Elle était là. Elle entra directement comme si elle était pressée et tira le levier à moitié seulement. Puis elle s'avança dans sa zone et posa un stylo et un papier sur le sol avant de revenir et de libérer les chaînes.
"Écris ton nom pour moi." Elle dit.
"Et si je ne le fais pas ?"
Elle sortit un pistolet à l'aspect étranger de son sac. "Alors je vais essayer ma dernière invention."
Elle ne jouait pas aujourd'hui. Ses yeux n'étaient pas froids. Ils brûlaient. Qu'est-ce qui s'était passé ?
Il était curieux. Allait-elle appuyer sur la gâchette ? En serait-elle capable ? Ce serait bon à savoir.
"Alors essaie." Il dit.
Elle visa juste à côté de son estomac où son ancienne blessure infectée lui faisait déjà mal. Une douleur le traversa, lui coupant le souffle.
"J'ai encore beaucoup de balles à essayer. Maintenant écris ton nom, dans ta langue." Elle dit.
Sa langue ?
Il saisit son estomac où le sang suintait, essayant de ne pas se mettre en colère malgré la douleur. C'était une douleur différente. Pas d'obsidienne. C'était quelque chose qui lui causait de la douleur même avec de petits mouvements. Il ne l'avait jamais vu auparavant.
"Tu prends plaisir à t'occuper de moi ?" Il demanda, essayant de garder sa voix ferme.
"Parle moins, roi Malachi, et fais ce que je dis."
Il alla ramasser le livre et le crayon, la chose dans son corps le poignardant à chaque mouvement. Il envisagea un moment de le déchirer mais s'il voulait se venger d'elle, il devait penser à long terme.
Il regarda la page vide. Pourquoi voulait-elle qu'il écrive son nom dans sa langue ? Elle devait avoir découvert quelque chose à laquelle elle voulait une réponse.
Il réfléchit à écrire des absurdités ou à révéler leur langue. S'il voulait qu'elle s'adoucisse envers lui, peut-être devrait-il lui donner ce qu'elle voulait.
Il écrivit son nom en Targas. La langue des dragons, puis lui lança le stylo et le cahier. Elle les ramassa et regarda les lettres. Son visage restait impassible alors qu'elle fermait le livre.
Elle regarda entre son visage puis à sa blessure. "Puisque je suis déjà en train de tester, peut-être que je reviendrai demain pour recueillir des informations sur la douleur que cela provoque."
"Peut-être pourrais-tu m'offrir du thé puisque je me suis porté volontaire." Il lui dit.
"Tu l'aimes avec du miel ou du poison ?"
"Prépare-le de tes propres mains, princesse."
Elle se raidit pour une raison étrange. Ses joues se colorèrent de rose et son cœur s'accéléra. Pourquoi ?
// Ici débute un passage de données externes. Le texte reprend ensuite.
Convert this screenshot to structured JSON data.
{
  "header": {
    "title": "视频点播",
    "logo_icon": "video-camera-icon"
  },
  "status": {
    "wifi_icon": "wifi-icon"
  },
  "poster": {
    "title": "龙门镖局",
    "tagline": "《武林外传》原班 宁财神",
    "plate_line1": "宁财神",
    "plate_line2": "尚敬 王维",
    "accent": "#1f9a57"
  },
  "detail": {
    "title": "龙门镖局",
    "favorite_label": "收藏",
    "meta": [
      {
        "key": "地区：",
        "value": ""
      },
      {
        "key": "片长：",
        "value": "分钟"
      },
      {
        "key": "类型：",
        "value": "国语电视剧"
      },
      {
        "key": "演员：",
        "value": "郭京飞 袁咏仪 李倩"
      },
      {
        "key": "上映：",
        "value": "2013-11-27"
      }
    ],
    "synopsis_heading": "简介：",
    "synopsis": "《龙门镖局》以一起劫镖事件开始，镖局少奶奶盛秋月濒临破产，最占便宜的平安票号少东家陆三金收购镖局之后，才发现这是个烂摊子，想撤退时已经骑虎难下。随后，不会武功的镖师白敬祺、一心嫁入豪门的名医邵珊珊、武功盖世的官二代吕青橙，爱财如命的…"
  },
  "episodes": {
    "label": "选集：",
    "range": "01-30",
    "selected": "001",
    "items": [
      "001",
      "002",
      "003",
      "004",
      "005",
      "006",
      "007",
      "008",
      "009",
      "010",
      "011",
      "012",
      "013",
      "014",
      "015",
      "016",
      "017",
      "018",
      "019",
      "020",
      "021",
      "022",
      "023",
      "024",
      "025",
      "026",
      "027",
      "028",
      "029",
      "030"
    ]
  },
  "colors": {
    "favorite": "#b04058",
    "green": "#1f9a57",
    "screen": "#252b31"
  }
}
Sans dire un mot de plus, elle s'empressa de partir.
Une fois qu'elle fut partie, il put enfin grimacer de douleur. Il ouvrit le bandage, incapable de supporter la douleur lancinante il décida de subir beaucoup de douleur d'un coup et puis de la laisser passer.
Il fouilla la blessure avec ses propres doigts, son visage se tordant de douleur, il atteignit de plus en plus profondément et saisit quelque chose de pointu, en forme de lance mais avec des ailes de lame, et le tira en le coupant à travers sa chair déjà enflée.
Puis avec un gémissement, il tomba en arrière, haletant de toute la douleur, sachant qu'il ne guérirait pas si facilement maintenant.
Aujourd'hui la femme avait fait une autre erreur. Elle ne l'avait pas tué.